An investigation by WFAA sister station KVUE found not all races donate their proceeds in the same way.
Last year, nearly 3,000 runners registered for Color Me Rad in Austin. It’s a 5k road race where participants get doused with colored powder while they run.
Race fliers posted around the city and online showed the University of Texas’ Neighborhood Longhorns Program as its charity partner. It’s an incentive program to help undeserved children in central Texas stay in school.
According to figures from UT, 2,900 runners paid about $45 registration fees to race in Color Me Rad.
That means the race took in at least $130,000 from registration fees.
In an e-mail, UT wrote that Color Me Rad donated $10,115 to its program. That’s seven percent of the total money raised by registration fees.
Long-time Austin Runner Omar Diaz says that’s not enough.
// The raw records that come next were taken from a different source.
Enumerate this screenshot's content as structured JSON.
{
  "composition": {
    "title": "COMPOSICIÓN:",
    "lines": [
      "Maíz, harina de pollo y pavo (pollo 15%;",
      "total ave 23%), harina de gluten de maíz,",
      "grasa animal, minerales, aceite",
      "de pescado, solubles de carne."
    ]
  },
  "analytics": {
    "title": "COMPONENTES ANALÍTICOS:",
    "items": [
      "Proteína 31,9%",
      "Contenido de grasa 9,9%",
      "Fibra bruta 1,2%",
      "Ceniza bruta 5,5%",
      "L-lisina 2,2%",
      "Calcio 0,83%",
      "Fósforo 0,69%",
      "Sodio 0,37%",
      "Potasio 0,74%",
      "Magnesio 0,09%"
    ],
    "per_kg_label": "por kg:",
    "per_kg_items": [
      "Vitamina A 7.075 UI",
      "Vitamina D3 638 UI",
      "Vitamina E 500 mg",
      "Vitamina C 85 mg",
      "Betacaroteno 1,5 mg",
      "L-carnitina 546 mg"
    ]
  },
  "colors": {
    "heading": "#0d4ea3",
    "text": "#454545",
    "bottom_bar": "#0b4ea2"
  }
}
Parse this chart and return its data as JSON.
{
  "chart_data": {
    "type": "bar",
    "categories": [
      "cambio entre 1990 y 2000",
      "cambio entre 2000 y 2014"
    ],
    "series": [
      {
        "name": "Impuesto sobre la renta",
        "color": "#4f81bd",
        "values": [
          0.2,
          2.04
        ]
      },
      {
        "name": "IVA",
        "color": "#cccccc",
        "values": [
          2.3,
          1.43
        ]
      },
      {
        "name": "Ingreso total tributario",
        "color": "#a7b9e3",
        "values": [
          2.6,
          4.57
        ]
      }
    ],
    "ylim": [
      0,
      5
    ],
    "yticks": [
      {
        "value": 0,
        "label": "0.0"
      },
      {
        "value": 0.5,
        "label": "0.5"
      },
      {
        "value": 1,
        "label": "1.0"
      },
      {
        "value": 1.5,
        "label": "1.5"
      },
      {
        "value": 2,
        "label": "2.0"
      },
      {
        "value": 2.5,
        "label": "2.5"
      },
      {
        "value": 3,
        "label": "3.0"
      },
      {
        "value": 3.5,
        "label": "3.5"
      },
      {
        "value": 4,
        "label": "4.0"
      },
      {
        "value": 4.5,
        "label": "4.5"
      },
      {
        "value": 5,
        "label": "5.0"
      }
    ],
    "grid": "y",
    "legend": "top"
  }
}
"They're pulling at the heart strings of us runners trying to do a good thing by marketing these charities, but at the end of the day, they’re not even contributing," he said. "I mean, seven percent? That's terrible."
"We were glad to have the $10,000,” said UT Diversity Director Patrick Patterson. To get cash, Patterson said all his department had to do was provide race volunteers.
“So, it was easy money for us; very beneficial,” Patterson said.
Other races give much more to their charities. The Capital 10K is the largest race in Austin. The nonprofit race donated $72,000 last year to charity.
Earlier this month, Side by Side Kids held its second 5K race. It supports after-school programs for children on the east side.
"One-hundred percent of the proceeds go into the organization," said Sly Guzman, Side by Side Kids’ director.
Color Me Rad race director Alex Grow declined interviews for this story. In an e-mail, he wrote "We are a for-profit private company. As such, we do not disclose the details of costs, gross earnings, etc. We have a great relationship with Neighborhood Longhorn Program, and we look forward to working with them again in the future."
Some race organizers we spoke with say events like Color Me Rad do make an impact.
"I think competition is a factor for anyone," said Christy Casey-Moore, the executive director for Austin’s Susan G. Komen Foundation.
Its largest fundraiser is Race for the Cure in October. Over the past few years, it’s seen a decrease in runners. Casey-Moore said competition from other races also raising money for charity can impact their ability to raise money.
"Be smart about which you chose to support, and ask your questions about where your money is going," Casey-Moore said.